Something interesting always comes out of the Europlanet Science Congress (probably better known to Centauri Dreams readers under its former name, the European Planetary Science Congress), and this year is no exception. This is the largest planetary science meeting in Europe, normally drawing about 1000 participants, though last year and this year as well have been virtual meetings, the latter ongoing as I write this and running until September 24.

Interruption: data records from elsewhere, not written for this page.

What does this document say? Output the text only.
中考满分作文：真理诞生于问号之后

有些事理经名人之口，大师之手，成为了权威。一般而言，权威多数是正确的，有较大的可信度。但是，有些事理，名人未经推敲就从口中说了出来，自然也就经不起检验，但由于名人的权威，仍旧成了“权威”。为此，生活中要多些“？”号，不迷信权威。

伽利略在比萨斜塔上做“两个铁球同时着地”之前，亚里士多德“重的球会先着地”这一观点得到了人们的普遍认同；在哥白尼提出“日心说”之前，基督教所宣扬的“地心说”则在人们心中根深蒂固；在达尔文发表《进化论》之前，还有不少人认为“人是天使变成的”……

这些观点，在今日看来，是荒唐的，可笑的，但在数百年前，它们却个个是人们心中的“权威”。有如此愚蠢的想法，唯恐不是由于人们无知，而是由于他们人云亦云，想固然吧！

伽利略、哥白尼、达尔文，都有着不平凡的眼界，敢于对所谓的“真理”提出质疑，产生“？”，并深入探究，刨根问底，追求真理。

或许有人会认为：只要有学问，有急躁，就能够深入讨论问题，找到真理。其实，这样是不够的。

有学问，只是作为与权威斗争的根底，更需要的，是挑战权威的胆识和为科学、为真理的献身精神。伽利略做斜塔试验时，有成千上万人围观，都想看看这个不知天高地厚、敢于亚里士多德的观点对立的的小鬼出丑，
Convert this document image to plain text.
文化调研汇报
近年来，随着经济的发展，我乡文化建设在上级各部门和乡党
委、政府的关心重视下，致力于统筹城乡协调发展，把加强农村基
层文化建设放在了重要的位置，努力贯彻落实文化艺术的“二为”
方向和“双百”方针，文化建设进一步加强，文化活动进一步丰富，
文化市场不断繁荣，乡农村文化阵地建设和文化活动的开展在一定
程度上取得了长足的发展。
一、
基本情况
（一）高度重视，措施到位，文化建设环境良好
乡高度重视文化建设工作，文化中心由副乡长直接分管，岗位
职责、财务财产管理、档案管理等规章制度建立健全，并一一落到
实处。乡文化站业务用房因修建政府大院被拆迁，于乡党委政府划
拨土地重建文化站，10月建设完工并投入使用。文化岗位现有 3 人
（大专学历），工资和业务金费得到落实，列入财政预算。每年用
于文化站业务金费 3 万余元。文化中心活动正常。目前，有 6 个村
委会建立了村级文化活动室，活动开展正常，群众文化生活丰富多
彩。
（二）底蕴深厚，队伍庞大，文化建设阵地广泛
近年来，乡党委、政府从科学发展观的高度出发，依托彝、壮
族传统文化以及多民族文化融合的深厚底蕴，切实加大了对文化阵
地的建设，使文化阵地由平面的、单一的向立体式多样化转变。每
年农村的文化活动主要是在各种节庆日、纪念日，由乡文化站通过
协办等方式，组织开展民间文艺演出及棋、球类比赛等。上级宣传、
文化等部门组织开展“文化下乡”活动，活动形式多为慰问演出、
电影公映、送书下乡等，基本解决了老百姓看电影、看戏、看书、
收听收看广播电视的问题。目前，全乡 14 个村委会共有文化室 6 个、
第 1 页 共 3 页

As the conference proceeds, my eye was drawn to a study by Tristan Guillot on the ice giants Uranus and Neptune, targets of (let’s hope) future space missions that can help us resolve the differences between this class of world and gas giants like Jupiter and Saturn. Guillot (CNRS, Laboratoire Lagrange, Nice) targets the odd fact that both of these planets have recently been found to be deficient in ammonia in their atmospheres as compared to the gas giants. Astronomers are puzzled because other compounds such as methane, found in the primordial cloud as the young system coalesced, are clearly there in abundance.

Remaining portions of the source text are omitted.